You talk about (and show us scenes from) creating the video essay in the final video essay. How did the video evolve throughout its creation? What is something you learned about Playtime through the process of creating the video?
At the beginning of the writing process, I was very sure it was going to be much more academic, concerning a concept André Bazin developed called "the democracy of the viewer". Basically, Bazin said that the viewer needed freedom to place his attention to whatever detailed he preferred, without the guiding hand of the director. However, it didn't really worked for me, so I changed my main "reference" from Bazin to "Where's Waldo?". Deciding since the beginning that I was only going to work on my iPad, gave a natural playful approach to the video essay that I wasn't exploring more having an academic approach. So I decided to just have fun and experiment with the different options that the iPad provided.
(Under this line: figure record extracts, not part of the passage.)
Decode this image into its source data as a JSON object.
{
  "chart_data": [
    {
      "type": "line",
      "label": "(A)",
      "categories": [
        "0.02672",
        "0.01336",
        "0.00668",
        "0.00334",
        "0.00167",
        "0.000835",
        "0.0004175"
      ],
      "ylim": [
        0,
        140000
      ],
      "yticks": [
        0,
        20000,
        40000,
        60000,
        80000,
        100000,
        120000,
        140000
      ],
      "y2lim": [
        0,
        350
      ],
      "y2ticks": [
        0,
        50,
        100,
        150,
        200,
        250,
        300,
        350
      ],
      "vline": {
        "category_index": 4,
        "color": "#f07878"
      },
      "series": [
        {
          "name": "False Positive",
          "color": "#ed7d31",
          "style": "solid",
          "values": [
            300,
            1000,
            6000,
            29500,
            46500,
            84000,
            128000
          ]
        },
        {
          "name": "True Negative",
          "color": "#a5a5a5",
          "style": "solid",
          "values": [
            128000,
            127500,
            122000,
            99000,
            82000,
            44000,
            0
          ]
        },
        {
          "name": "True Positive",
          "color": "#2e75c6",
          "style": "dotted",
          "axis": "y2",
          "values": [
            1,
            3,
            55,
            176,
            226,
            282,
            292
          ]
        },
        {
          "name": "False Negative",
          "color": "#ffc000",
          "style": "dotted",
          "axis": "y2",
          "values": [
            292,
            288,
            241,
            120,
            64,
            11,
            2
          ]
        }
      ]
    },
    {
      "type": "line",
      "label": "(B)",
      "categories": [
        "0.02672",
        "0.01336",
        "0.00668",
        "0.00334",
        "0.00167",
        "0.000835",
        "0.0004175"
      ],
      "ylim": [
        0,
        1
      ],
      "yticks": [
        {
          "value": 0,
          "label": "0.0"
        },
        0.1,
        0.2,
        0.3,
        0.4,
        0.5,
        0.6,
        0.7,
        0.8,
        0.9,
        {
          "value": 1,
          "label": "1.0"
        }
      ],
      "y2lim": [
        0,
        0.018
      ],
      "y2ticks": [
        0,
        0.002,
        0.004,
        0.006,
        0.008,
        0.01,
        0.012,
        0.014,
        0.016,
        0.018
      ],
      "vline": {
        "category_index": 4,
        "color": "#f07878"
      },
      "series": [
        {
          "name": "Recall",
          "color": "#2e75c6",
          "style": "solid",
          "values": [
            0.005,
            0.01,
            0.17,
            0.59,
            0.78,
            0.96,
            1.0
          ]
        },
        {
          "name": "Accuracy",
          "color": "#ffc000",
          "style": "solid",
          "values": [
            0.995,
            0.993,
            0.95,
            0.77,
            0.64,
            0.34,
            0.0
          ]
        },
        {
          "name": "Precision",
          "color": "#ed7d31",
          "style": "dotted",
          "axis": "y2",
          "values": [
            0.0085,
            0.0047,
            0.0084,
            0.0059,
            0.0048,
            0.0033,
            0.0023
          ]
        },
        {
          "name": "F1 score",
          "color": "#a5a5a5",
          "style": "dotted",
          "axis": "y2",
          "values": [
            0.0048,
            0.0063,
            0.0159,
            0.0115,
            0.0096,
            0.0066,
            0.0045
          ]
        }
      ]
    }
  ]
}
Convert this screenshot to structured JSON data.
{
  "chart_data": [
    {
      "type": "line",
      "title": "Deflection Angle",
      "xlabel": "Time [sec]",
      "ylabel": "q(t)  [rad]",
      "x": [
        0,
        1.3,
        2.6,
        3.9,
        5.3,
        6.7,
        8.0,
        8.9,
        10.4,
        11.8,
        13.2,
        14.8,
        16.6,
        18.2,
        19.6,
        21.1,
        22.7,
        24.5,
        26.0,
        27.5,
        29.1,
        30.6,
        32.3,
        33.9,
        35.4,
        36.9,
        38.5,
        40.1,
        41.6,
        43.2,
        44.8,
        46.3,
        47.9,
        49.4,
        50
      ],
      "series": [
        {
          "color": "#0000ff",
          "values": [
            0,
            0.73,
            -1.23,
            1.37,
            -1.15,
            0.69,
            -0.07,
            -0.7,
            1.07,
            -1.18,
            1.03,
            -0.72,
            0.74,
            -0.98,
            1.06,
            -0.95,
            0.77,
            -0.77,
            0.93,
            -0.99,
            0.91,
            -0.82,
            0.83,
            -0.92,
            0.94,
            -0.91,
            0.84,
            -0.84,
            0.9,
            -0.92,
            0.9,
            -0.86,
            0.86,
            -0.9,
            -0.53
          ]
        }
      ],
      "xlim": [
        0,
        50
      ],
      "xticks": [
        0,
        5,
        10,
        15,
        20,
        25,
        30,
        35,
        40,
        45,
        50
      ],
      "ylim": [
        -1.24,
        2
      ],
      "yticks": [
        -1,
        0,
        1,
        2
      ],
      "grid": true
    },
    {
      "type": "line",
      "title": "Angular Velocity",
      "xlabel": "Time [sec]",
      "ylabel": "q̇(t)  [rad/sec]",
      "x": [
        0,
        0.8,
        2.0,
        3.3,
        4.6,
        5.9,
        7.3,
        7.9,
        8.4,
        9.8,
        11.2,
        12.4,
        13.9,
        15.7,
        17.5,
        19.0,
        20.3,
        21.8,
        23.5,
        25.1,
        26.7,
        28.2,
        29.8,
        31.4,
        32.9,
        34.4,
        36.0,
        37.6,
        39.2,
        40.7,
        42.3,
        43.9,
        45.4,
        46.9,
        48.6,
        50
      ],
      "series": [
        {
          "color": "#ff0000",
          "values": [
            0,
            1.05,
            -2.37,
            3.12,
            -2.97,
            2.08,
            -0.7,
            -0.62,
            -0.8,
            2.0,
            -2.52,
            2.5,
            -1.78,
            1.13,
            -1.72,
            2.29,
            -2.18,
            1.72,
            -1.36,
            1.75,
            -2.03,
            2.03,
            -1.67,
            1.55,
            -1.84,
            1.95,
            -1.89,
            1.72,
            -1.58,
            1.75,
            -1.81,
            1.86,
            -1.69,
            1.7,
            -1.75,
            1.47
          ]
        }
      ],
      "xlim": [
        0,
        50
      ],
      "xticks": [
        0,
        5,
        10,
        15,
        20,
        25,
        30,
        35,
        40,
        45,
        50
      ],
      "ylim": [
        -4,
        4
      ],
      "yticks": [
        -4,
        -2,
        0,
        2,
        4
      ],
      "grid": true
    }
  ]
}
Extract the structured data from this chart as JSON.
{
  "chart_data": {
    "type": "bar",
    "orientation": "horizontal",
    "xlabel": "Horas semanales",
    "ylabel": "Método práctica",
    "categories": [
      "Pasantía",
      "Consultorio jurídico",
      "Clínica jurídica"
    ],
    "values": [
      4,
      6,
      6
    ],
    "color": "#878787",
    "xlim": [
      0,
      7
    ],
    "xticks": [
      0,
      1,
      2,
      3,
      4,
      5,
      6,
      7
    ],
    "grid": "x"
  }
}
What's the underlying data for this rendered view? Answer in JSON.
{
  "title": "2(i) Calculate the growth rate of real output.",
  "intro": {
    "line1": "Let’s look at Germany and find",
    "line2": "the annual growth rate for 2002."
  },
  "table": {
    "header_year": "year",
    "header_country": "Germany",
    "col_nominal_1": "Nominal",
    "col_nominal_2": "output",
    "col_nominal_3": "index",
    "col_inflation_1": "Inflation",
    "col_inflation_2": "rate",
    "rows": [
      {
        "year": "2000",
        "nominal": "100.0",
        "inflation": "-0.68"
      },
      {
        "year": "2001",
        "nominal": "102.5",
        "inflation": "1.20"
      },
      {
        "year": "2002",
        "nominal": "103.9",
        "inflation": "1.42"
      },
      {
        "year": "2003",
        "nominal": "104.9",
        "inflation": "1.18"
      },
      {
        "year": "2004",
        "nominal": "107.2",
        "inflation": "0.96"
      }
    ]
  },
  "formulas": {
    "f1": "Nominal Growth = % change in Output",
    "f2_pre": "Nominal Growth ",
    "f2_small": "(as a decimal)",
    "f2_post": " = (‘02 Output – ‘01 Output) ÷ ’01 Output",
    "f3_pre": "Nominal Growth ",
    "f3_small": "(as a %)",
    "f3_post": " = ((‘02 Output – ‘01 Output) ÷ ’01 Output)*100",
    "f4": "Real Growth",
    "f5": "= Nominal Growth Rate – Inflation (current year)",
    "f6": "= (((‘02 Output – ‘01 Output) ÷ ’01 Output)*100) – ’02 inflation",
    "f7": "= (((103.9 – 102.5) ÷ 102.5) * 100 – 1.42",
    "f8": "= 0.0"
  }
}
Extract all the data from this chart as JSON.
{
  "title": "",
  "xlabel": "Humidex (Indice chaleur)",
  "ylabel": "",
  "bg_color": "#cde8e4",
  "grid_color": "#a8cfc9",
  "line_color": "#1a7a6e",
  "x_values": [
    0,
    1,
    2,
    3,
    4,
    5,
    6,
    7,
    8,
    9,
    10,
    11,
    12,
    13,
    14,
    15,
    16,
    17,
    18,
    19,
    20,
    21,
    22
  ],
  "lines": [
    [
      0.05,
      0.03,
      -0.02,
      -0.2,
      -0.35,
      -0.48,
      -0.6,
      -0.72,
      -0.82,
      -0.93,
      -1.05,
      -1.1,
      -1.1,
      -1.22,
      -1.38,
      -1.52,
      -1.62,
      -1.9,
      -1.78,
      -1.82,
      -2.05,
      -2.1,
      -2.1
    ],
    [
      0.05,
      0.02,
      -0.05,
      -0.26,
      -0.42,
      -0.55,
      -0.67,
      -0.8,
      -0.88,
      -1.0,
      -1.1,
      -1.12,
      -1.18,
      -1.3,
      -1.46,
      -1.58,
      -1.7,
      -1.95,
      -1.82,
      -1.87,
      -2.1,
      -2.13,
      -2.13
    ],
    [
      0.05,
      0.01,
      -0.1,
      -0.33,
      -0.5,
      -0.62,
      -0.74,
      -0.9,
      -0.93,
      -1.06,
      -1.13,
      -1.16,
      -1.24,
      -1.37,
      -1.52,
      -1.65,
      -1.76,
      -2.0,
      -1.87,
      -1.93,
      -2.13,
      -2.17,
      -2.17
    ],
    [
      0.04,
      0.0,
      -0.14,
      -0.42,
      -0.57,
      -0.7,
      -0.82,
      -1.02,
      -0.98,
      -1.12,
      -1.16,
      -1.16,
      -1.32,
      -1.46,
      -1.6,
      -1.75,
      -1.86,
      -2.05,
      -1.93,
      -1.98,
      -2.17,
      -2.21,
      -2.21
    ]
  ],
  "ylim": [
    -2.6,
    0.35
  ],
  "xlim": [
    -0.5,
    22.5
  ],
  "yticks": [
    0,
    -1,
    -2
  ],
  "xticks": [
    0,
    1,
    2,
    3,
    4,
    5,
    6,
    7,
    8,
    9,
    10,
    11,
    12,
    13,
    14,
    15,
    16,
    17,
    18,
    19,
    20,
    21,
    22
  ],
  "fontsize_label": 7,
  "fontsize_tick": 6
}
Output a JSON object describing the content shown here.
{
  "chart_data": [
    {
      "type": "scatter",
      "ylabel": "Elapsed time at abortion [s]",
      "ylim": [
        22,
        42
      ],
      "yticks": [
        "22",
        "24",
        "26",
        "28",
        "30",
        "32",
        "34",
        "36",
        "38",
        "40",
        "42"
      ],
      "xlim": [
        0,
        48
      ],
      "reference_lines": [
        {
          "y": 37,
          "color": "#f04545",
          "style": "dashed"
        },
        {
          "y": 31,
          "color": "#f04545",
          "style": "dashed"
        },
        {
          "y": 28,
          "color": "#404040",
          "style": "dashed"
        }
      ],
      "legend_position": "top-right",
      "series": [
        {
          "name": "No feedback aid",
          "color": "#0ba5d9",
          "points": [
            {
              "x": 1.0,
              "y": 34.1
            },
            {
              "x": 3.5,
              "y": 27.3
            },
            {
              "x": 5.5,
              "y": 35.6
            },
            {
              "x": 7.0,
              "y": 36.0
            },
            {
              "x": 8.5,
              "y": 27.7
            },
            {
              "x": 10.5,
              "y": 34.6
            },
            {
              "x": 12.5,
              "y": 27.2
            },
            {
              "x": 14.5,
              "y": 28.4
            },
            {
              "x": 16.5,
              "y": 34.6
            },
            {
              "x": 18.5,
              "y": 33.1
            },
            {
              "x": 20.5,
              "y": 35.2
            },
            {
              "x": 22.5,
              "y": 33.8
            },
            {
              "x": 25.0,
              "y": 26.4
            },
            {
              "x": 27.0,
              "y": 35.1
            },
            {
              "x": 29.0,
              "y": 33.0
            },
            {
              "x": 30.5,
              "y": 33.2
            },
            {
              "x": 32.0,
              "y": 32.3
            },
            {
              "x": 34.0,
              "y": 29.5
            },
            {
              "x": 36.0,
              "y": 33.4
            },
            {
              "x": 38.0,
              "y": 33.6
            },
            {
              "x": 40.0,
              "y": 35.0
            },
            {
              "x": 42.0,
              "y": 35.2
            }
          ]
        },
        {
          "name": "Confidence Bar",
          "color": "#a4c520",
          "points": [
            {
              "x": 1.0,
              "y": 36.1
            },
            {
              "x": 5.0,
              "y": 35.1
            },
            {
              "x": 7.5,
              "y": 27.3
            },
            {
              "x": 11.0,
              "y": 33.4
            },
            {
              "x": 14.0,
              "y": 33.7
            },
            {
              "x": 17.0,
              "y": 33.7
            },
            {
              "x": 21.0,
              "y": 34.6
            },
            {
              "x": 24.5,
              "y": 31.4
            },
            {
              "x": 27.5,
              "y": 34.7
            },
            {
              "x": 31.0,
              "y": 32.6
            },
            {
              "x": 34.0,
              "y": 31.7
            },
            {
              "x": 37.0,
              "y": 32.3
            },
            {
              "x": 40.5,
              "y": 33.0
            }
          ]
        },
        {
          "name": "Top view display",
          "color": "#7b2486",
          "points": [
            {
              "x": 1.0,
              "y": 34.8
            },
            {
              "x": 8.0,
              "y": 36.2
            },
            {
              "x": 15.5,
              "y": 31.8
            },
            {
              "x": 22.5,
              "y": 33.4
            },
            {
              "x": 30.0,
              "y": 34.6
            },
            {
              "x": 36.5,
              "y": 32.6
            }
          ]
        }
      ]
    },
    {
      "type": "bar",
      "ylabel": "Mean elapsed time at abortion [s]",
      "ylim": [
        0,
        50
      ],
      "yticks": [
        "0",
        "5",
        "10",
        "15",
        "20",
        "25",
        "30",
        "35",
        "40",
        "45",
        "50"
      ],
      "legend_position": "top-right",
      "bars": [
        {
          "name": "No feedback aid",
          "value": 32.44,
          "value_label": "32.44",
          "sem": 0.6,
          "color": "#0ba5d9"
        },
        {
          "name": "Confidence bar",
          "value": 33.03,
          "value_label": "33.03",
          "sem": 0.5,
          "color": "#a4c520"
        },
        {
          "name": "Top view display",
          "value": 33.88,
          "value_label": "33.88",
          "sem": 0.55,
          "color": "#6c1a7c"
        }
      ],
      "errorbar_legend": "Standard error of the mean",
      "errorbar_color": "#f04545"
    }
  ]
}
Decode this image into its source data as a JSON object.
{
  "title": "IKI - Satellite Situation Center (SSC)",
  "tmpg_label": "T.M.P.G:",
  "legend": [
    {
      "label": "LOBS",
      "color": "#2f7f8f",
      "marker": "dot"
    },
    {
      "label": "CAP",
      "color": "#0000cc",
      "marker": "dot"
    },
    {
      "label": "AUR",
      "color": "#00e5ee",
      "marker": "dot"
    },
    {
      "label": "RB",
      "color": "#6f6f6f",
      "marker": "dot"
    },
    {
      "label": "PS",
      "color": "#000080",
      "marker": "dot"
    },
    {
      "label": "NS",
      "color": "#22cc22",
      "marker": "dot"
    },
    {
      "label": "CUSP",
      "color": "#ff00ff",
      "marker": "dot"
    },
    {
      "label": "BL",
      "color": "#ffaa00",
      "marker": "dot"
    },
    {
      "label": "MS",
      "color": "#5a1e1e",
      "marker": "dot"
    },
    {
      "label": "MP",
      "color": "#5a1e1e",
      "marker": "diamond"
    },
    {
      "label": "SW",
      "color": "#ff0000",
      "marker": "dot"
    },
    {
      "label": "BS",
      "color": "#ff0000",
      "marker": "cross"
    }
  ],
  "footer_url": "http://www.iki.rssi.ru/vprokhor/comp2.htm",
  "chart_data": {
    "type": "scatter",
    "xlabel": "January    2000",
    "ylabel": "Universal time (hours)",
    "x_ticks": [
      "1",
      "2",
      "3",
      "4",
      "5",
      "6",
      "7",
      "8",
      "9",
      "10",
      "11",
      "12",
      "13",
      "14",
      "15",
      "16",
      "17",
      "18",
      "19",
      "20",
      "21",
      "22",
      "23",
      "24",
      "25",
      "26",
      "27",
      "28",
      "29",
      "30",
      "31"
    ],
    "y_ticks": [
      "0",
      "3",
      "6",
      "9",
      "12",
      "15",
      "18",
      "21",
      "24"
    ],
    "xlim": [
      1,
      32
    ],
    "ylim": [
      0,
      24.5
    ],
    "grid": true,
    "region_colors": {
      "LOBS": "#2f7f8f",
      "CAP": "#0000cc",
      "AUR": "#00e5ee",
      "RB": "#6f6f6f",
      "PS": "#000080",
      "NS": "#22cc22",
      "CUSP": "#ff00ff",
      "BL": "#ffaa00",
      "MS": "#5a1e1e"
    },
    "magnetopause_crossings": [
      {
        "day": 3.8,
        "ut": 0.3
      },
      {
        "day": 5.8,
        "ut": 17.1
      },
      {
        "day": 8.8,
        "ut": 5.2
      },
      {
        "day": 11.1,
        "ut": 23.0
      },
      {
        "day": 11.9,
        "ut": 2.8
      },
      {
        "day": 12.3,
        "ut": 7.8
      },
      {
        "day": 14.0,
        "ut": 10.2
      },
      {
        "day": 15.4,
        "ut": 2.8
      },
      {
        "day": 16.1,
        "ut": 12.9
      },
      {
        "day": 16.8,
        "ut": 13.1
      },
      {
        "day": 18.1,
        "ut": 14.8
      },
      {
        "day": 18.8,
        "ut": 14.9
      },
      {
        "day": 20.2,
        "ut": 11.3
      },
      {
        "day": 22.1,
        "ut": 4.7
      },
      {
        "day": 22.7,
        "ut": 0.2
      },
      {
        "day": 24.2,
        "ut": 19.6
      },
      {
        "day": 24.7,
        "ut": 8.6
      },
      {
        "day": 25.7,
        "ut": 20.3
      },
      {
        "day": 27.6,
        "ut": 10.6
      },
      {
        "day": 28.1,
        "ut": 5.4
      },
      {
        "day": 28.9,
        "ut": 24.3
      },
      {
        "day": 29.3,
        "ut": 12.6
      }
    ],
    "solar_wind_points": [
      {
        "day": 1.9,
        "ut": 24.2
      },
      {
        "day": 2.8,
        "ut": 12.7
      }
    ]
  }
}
Playtime is such a rich film. One could watch it hundreds of times and still take away something new each time. I feel the same way about your video essay. For me, one of the most exciting things about videographic criticism is that our own work often teaches us something about our object(s) of study, even weeks, months, and years after we've completed the video essay. Have you found this to be true? What have you learned by watching your own video essay?
I think that is absolutely true. The process, from the research to the editing, is a big learning curve; not just about the film or the themes you are exploring, but also from a personal point of view. I had the great opportunity of watching my and all my classmates' video essays at the cinema at the National Film and Television School. I was so used to watch my video essay from my iPad so when I watched on a big screen, I felt as it was something new. I discovered Tati disguised at the restaurant scene. How could I had totally missed that? When I watched the film many times and did zoom in and out to everyone. I felt very moved because in a way, that was exactly what my video essay was about: exploring films from different screens, and finding something new on a new screen was just a confirmation of that.